Saya tidak tau banyak tentang PHDI, tapi mungkin saja yang terjadi banyak malah kurang aktif/komunikatif perwakilan dari daerah/suku/ajaran hindu lain sehingga di PHDI hanya hindu bali yang “kerja”, tidak seaktif Prabhu Guna Avatara Das yang anda ceritakan. Mungkin saja lho…
Untuk 3 pertanyaan anda, saya atau mungkin yang lain belum tau banyak tentang PHDI dan kejawen, karena saya rasa belum lengkap dapat info pembahasan/pemahaman/pemikiran kejawen point demi pointnya seperti website ngarayana ini yang membahas tentang vaisnawa dan hindu di nusantara.
Saya ada satu pemikiran, ini bukan pertanyaan tapi fenomenal. Kalau orang hindu bali beribadah ke sulsel yang hindunya alukta, apa mereka sebaiknya beribadah sesuai dengan adat alukta (tata pakaian/assesoris)..? kalo hindu kaharingan beribadah di pulau bali, apa mereka harus pakai pengikat kepala, baju putih selayaknya tata ibadah di bali..?
Salam
Eve
===Saya ada satu pemikiran, ini bukan pertanyaan tapi fenomenal. Kalau orang hindu bali beribadah ke sulsel yang hindunya alukta, apa mereka sebaiknya beribadah sesuai dengan adat alukta (tata pakaian/assesoris)..? kalo hindu kaharingan beribadah di pulau bali, apa mereka harus pakai pengikat kepala, baju putih selayaknya tata ibadah di bali..?
Nah, inilah masalahnya. Di mana-mana (di Nusantara) adat Bali mendominasi keber-agamaan umat Hindu. Sebaiknya adalah seperti ini: Standar persembahyangannya mengikuti Kitab Suci Veda, tetapi penunjang/pembungkus (kemasan) peribadatan: misalnya pakaian dan properti (upakara)mestinya disesuaikan berdasarkan (Desa Kala Patra) dimana peribadatan itu dilaksanakan. Bungkus boleh berbeda (dan sebaiknya jangan diseragamkan) tetapi isi harus standard. Contoh kecil yang benar: saudara Ngarayana adalah seorang Vaishnava (Hare Krishna), ketika Beliau beribadah ke pura-pura di Bali, Beliau tidak memakai dhoti (sarung yang dipakai dengan model khas India)dan kurta (baju gamis khas India). Tilakanya (simbol yang seperti hurup “U”) di jidatnya juga tidak mencolok (katanya Beliau ganti dengan air plus mantra). Masih jarang orang Bali yang punya kesadaran seperti itu.
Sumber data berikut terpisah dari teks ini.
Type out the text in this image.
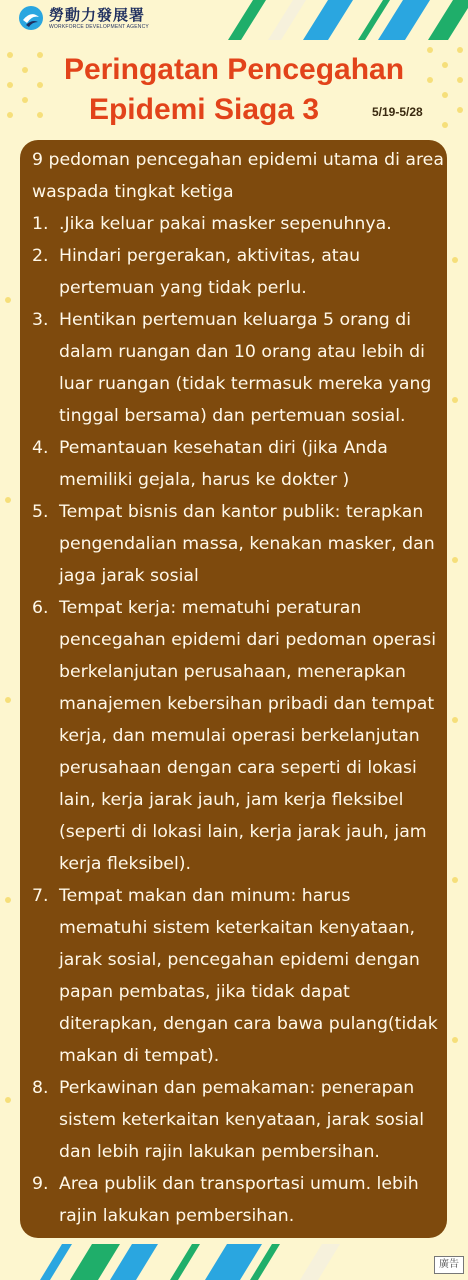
勞動力發展署
WORKFORCE DEVELOPMENT AGENCY
Peringatan Pencegahan
Epidemi Siaga 3	5/19-5/28
9 pedoman pencegahan epidemi utama di area waspada tingkat ketiga
1. .Jika keluar pakai masker sepenuhnya.
2. Hindari pergerakan, aktivitas, atau pertemuan yang tidak perlu.
3. Hentikan pertemuan keluarga 5 orang di dalam ruangan dan 10 orang atau lebih di luar ruangan (tidak termasuk mereka yang tinggal bersama) dan pertemuan sosial.
4. Pemantauan kesehatan diri (jika Anda memiliki gejala, harus ke dokter )
5. Tempat bisnis dan kantor publik: terapkan pengendalian massa, kenakan masker, dan jaga jarak sosial
6. Tempat kerja: mematuhi peraturan pencegahan epidemi dari pedoman operasi berkelanjutan perusahaan, menerapkan manajemen kebersihan pribadi dan tempat kerja, dan memulai operasi berkelanjutan perusahaan dengan cara seperti di lokasi lain, kerja jarak jauh, jam kerja fleksibel (seperti di lokasi lain, kerja jarak jauh, jam kerja fleksibel).
7. Tempat makan dan minum: harus mematuhi sistem keterkaitan kenyataan, jarak sosial, pencegahan epidemi dengan papan pembatas, jika tidak dapat diterapkan, dengan cara bawa pulang(tidak makan di tempat).
8. Perkawinan dan pemakaman: penerapan sistem keterkaitan kenyataan, jarak sosial dan lebih rajin lakukan pembersihan.
9. Area publik dan transportasi umum. lebih rajin lakukan pembersihan.
廣告
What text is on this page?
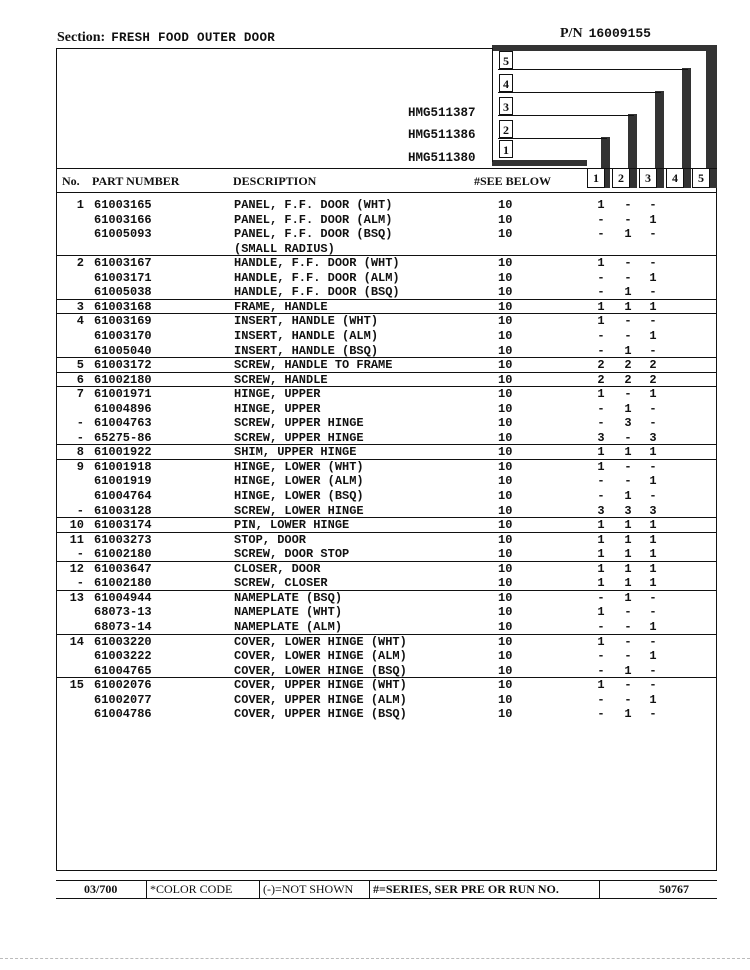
Section: FRESH FOOD OUTER DOOR	P/N 16009155
5
4
3
2
1
HMG511387
HMG511386
HMG511380
No. PART NUMBER	DESCRIPTION	#SEE BELOW	1	2	3	4	5
03/700	*COLOR CODE	(-)=NOT SHOWN #=SERIES, SER PRE OR RUN NO.	50767
1 61003165	PANEL, F.F. DOOR (WHT)	10	1 - -
61003166	PANEL, F.F. DOOR (ALM)	10	- - 1
61005093	PANEL, F.F. DOOR (BSQ)	10	- 1 -
(SMALL RADIUS)
2 61003167	HANDLE, F.F. DOOR (WHT)	10	1 - -
61003171	HANDLE, F.F. DOOR (ALM)	10	- - 1
61005038	HANDLE, F.F. DOOR (BSQ)	10	- 1 -
3 61003168	FRAME, HANDLE	10	1 1 1
4 61003169	INSERT, HANDLE (WHT)	10	1 - -
61003170	INSERT, HANDLE (ALM)	10	- - 1
61005040	INSERT, HANDLE (BSQ)	10	- 1 -
5 61003172	SCREW, HANDLE TO FRAME	10	2 2 2
6 61002180	SCREW, HANDLE	10	2 2 2
7 61001971	HINGE, UPPER	10	1 - 1
61004896	HINGE, UPPER	10	- 1 -
- 61004763	SCREW, UPPER HINGE	10	- 3 -
- 65275-86	SCREW, UPPER HINGE	10	3 - 3
8 61001922	SHIM, UPPER HINGE	10	1 1 1
9 61001918	HINGE, LOWER (WHT)	10	1 - -
61001919	HINGE, LOWER (ALM)	10	- - 1
61004764	HINGE, LOWER (BSQ)	10	- 1 -
- 61003128	SCREW, LOWER HINGE	10	3 3 3
10 61003174	PIN, LOWER HINGE	10	1 1 1
11 61003273	STOP, DOOR	10	1 1 1
- 61002180	SCREW, DOOR STOP	10	1 1 1
12 61003647	CLOSER, DOOR	10	1 1 1
- 61002180	SCREW, CLOSER	10	1 1 1
13 61004944	NAMEPLATE (BSQ)	10	- 1 -
68073-13	NAMEPLATE (WHT)	10	1 - -
68073-14	NAMEPLATE (ALM)	10	- - 1
14 61003220	COVER, LOWER HINGE (WHT)	10	1 - -
61003222	COVER, LOWER HINGE (ALM)	10	- - 1
61004765	COVER, LOWER HINGE (BSQ)	10	- 1 -
15 61002076	COVER, UPPER HINGE (WHT)	10	1 - -
61002077	COVER, UPPER HINGE (ALM)	10	- - 1
61004786	COVER, UPPER HINGE (BSQ)	10	- 1 -
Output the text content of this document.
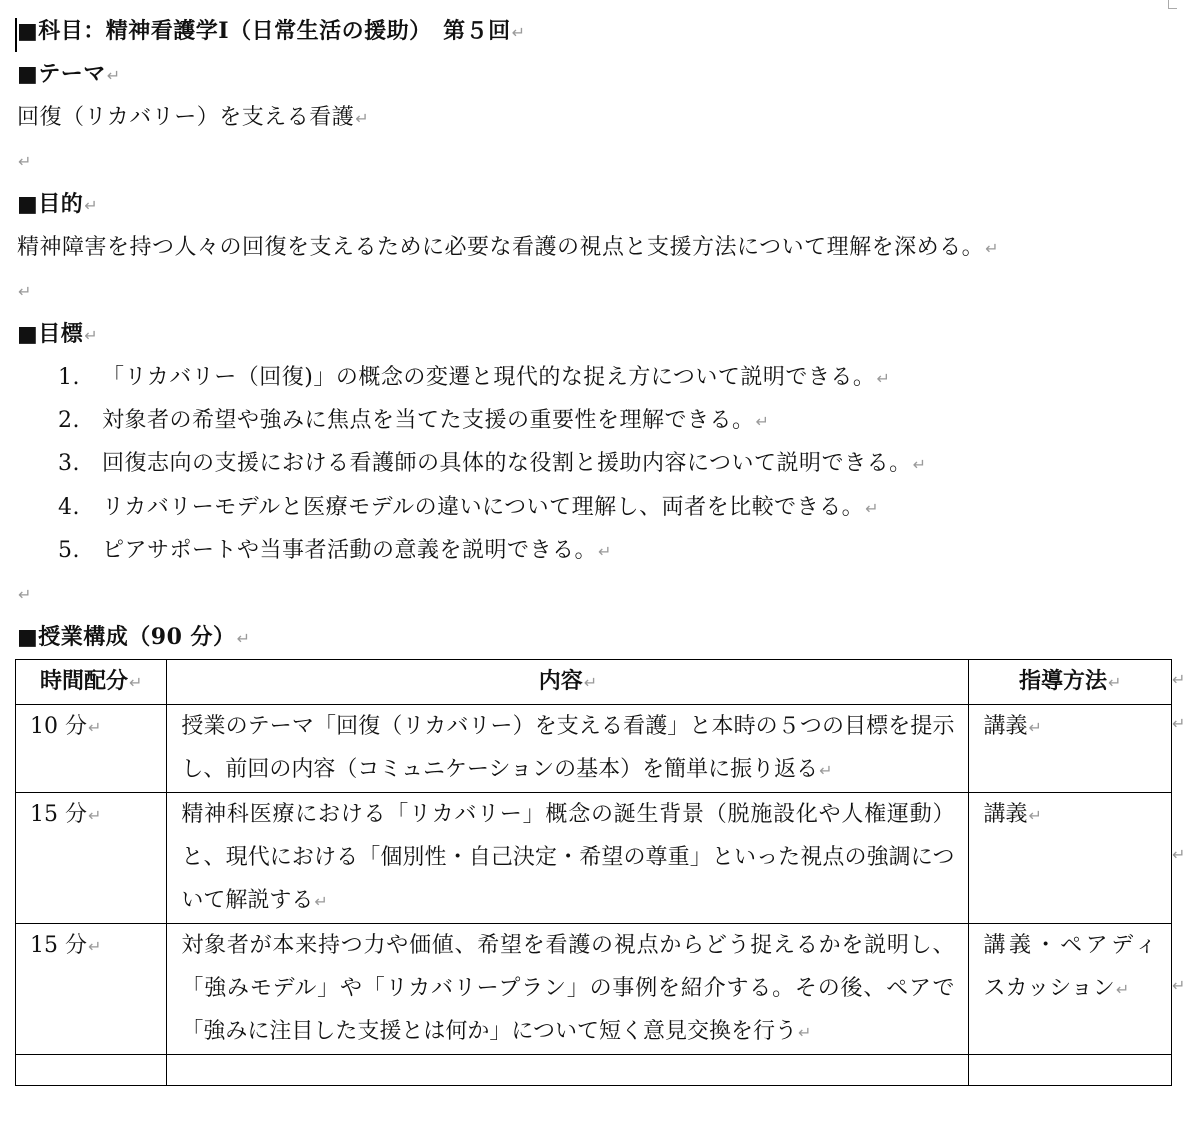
■科目：精神看護学Ⅰ（日常生活の援助）　第５回↵
■テーマ↵
回復（リカバリー）を支える看護↵
↵
■目的↵
精神障害を持つ人々の回復を支えるために必要な看護の視点と支援方法について理解を深める。↵
↵
■目標↵
1. 「リカバリー（回復)」の概念の変遷と現代的な捉え方について説明できる。↵
2. 対象者の希望や強みに焦点を当てた支援の重要性を理解できる。↵
3. 回復志向の支援における看護師の具体的な役割と援助内容について説明できる。↵
4. リカバリーモデルと医療モデルの違いについて理解し、両者を比較できる。↵
5. ピアサポートや当事者活動の意義を説明できる。↵
↵
■授業構成（90 分）↵
時間配分↵	内容↵	指導方法↵
10 分↵	授業のテーマ「回復（リカバリー）を支える看護」と本時の５つの目標を提示し、前回の内容（コミュニケーションの基本）を簡単に振り返る↵	講義↵
15 分↵	精神科医療における「リカバリー」概念の誕生背景（脱施設化や人権運動）と、現代における「個別性・自己決定・希望の尊重」といった視点の強調について解説する↵	講義↵
15 分↵	対象者が本来持つ力や価値、希望を看護の視点からどう捉えるかを説明し、「強みモデル」や「リカバリープラン」の事例を紹介する。その後、ペアで「強みに注目した支援とは何か」について短く意見交換を行う↵	講義・ペアディスカッション↵

↵
↵
↵
↵
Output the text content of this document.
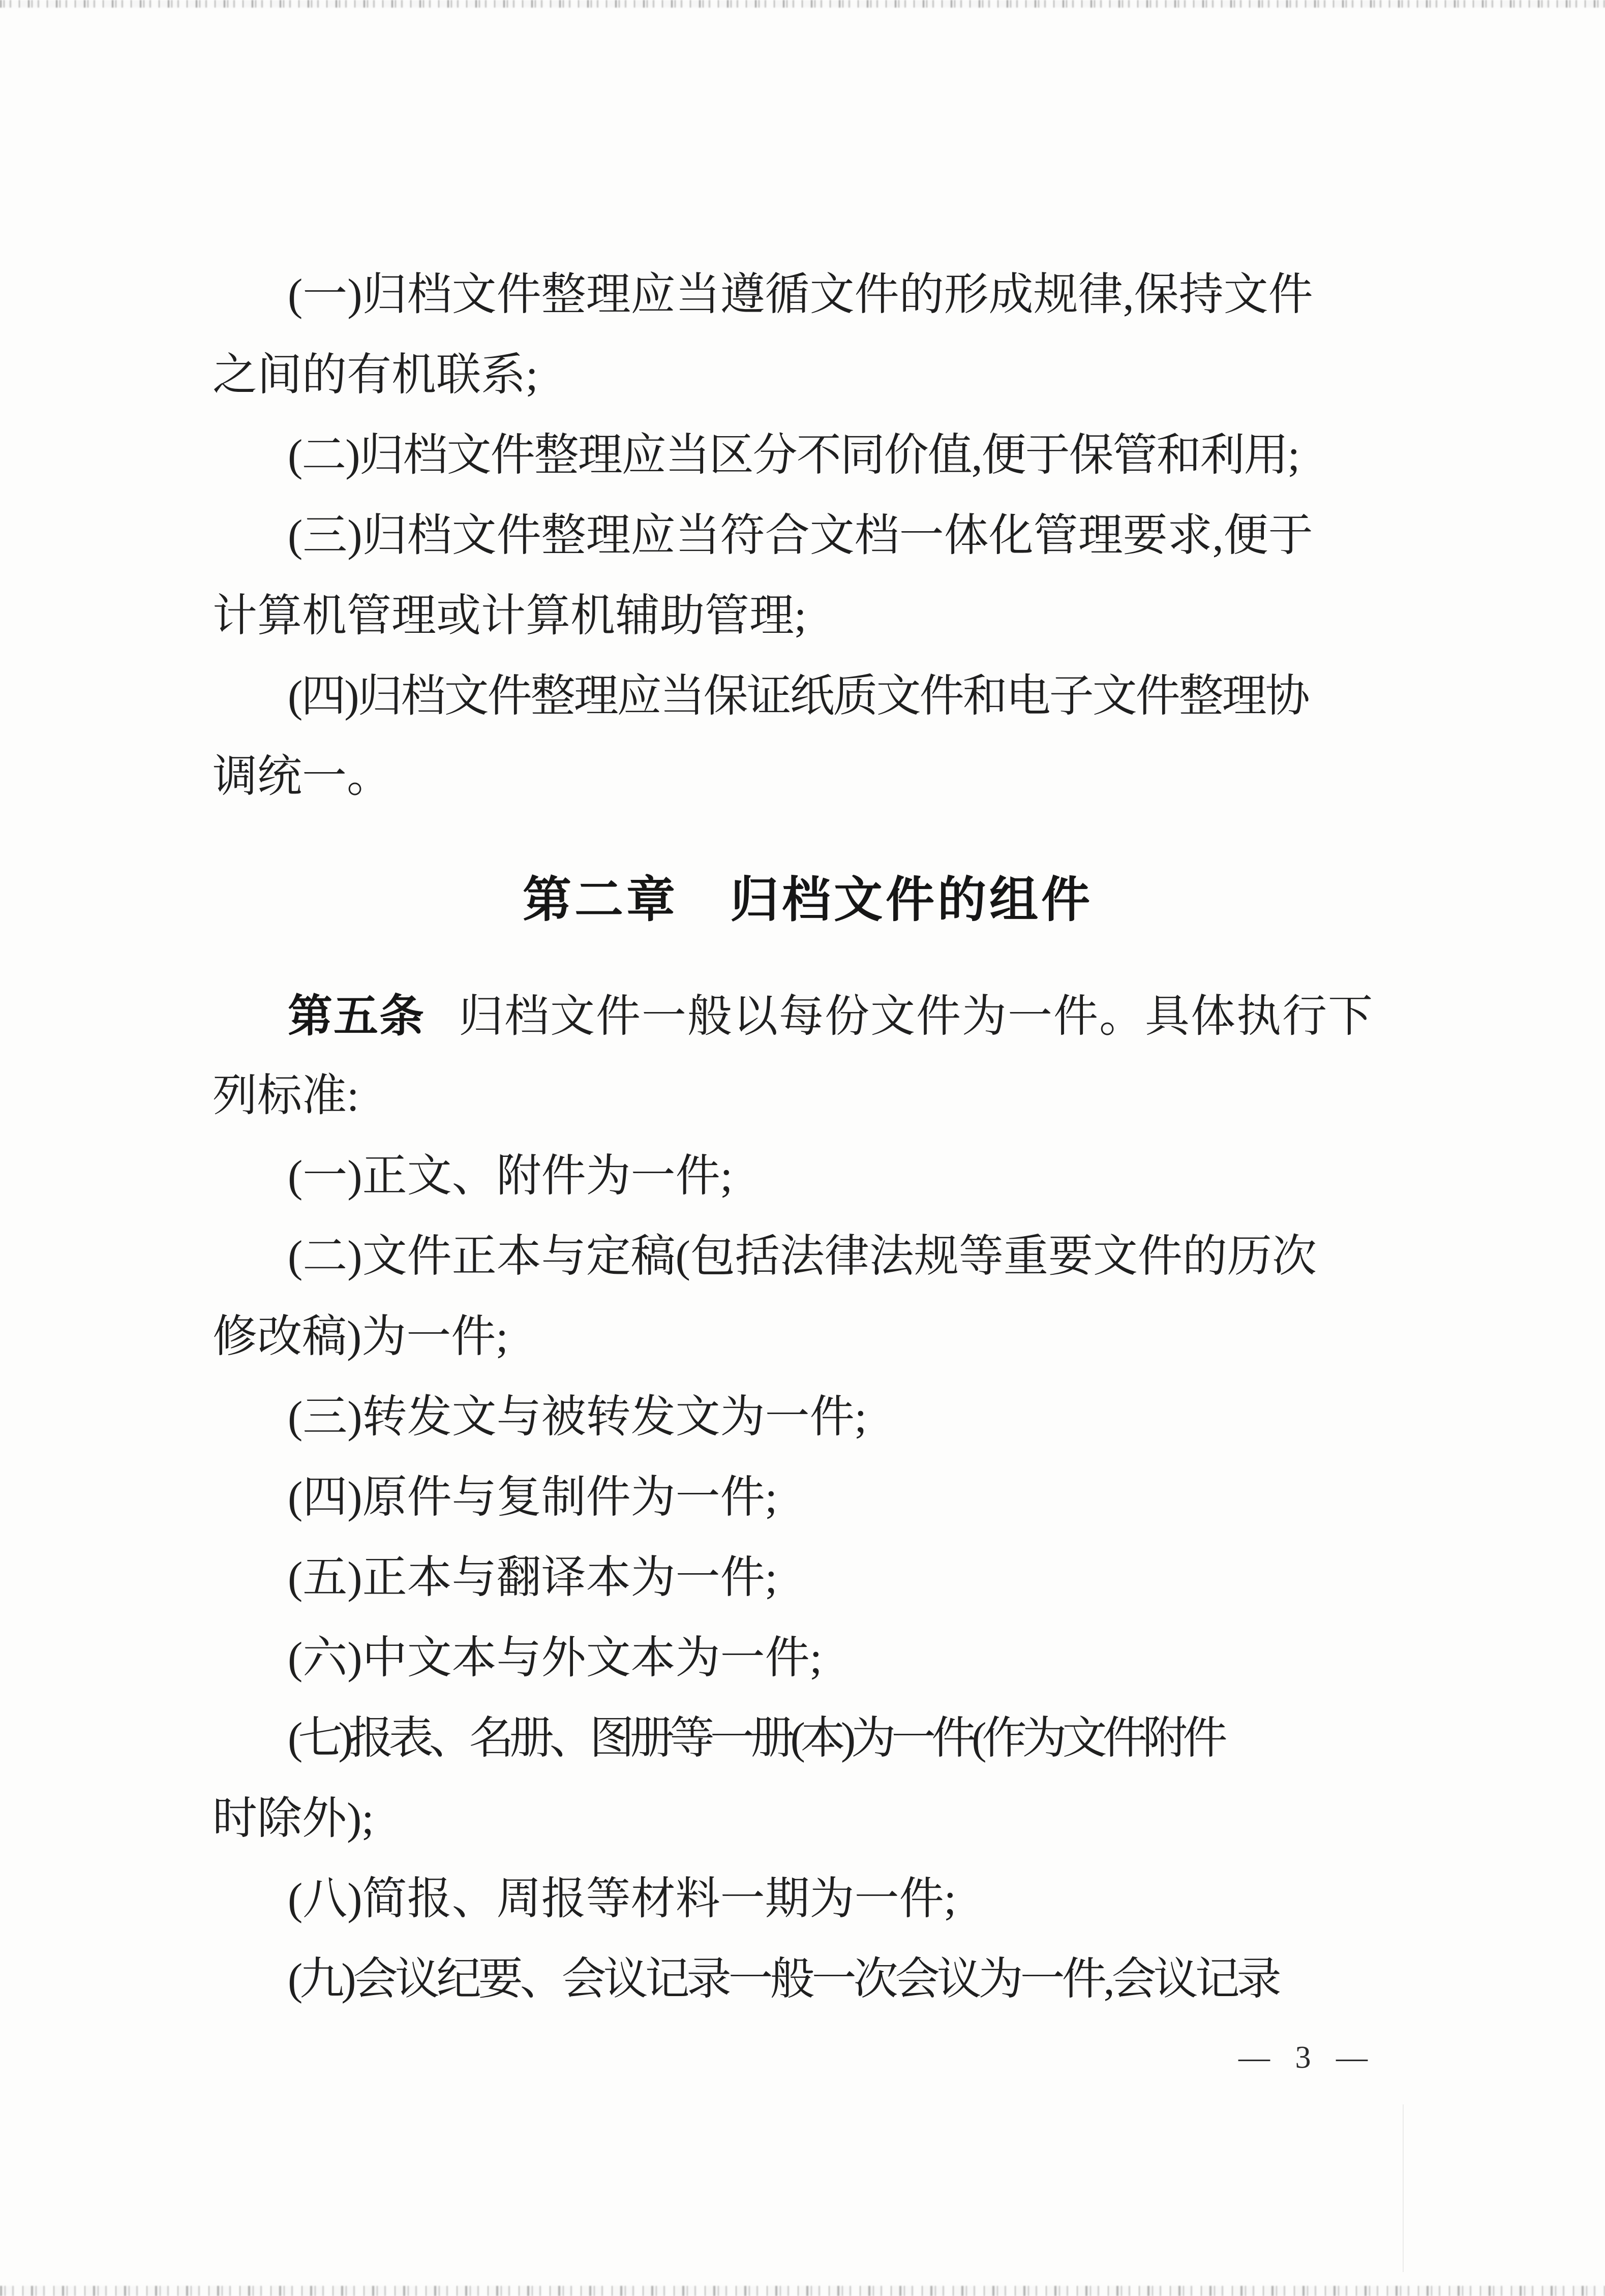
(一)归档文件整理应当遵循文件的形成规律,保持文件
之间的有机联系;
(二)归档文件整理应当区分不同价值,便于保管和利用;
(三)归档文件整理应当符合文档一体化管理要求,便于
计算机管理或计算机辅助管理;
(四)归档文件整理应当保证纸质文件和电子文件整理协
调统一。
第二章　归档文件的组件
第五条 归档文件一般以每份文件为一件。具体执行下
列标准:
(一)正文、附件为一件;
(二)文件正本与定稿(包括法律法规等重要文件的历次
修改稿)为一件;
(三)转发文与被转发文为一件;
(四)原件与复制件为一件;
(五)正本与翻译本为一件;
(六)中文本与外文本为一件;
(七)报表、名册、图册等一册(本)为一件(作为文件附件
时除外);
(八)简报、周报等材料一期为一件;
(九)会议纪要、会议记录一般一次会议为一件,会议记录
— 3 —
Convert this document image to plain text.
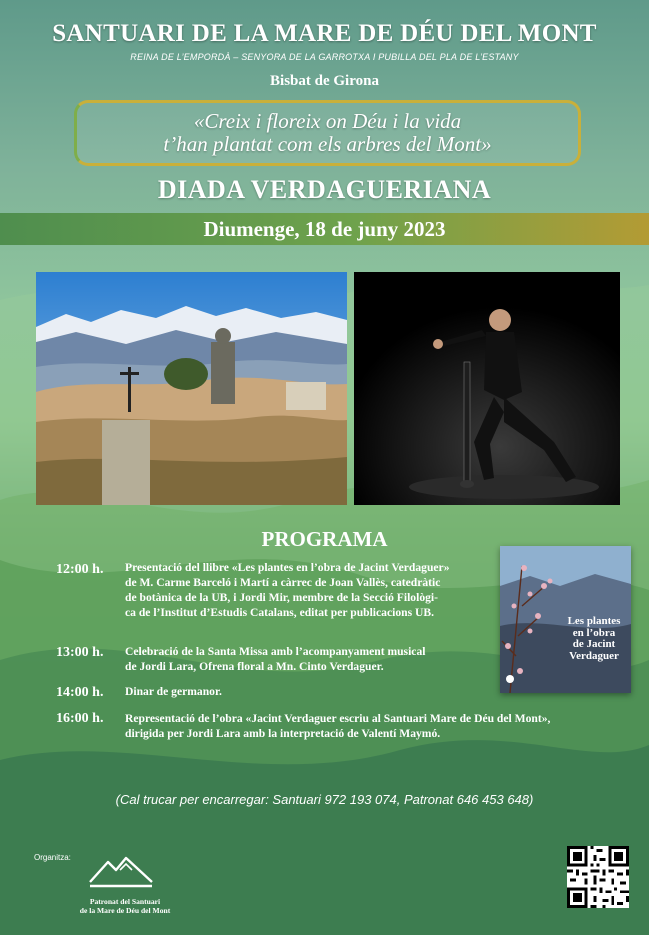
SANTUARI DE LA MARE DE DÉU DEL MONT
REINA DE L’EMPORDÀ – SENYORA DE LA GARROTXA I PUBILLA DEL PLA DE L’ESTANY
Bisbat de Girona
«Creix i floreix on Déu i la vida
t’han plantat com els arbres del Mont»
DIADA VERDAGUERIANA
Diumenge, 18 de juny 2023
PROGRAMA
12:00 h.	Presentació del llibre «Les plantes en l’obra de Jacint Verdaguer»
de M. Carme Barceló i Martí a càrrec de Joan Vallès, catedràtic
de botànica de la UB, i Jordi Mir, membre de la Secció Filològi-
ca de l’Institut d’Estudis Catalans, editat per publicacions UB.
13:00 h.	Celebració de la Santa Missa amb l’acompanyament musical
de Jordi Lara, Ofrena floral a Mn. Cinto Verdaguer.
14:00 h.	Dinar de germanor.
16:00 h.	Representació de l’obra «Jacint Verdaguer escriu al Santuari Mare de Déu del Mont»,
dirigida per Jordi Lara amb la interpretació de Valentí Maymó.
Les plantes
en l’obra
de Jacint
Verdaguer
(Cal trucar per encarregar: Santuari 972 193 074, Patronat 646 453 648)
Organitza:
Patronat del Santuari
de la Mare de Déu del Mont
saya setuju, seharusnya penampilan luar tdk jadi kendala kita dalam mendekatkan diri pada tuhan, aplg hindu bali telah memiliki konsep mulia “desa kala patra” yg seharusnya sudah bisa melandasi sikap keluwesan tersebut.
Ato untuk penegasan sikap secara formal, PHDI sebagai organisasi resmi formal hindu perlu kiranya membuat keputusan yg menekankan hal tersebut sebagai landasan bertindak umat untuk kebaikan bersama
salam,
Menurut hemat saya pandangan penulis mengenai Dang Hyang Nirartha pada tulisan di atas adalah kurang tepat.
Dang Hyang Nirartha adalah orang yang sangat berjasa pada umat Hindu di Bali, karena itulah sampai sekarang ia sangat dihormati oleh umat Hindu khususnya di Bali.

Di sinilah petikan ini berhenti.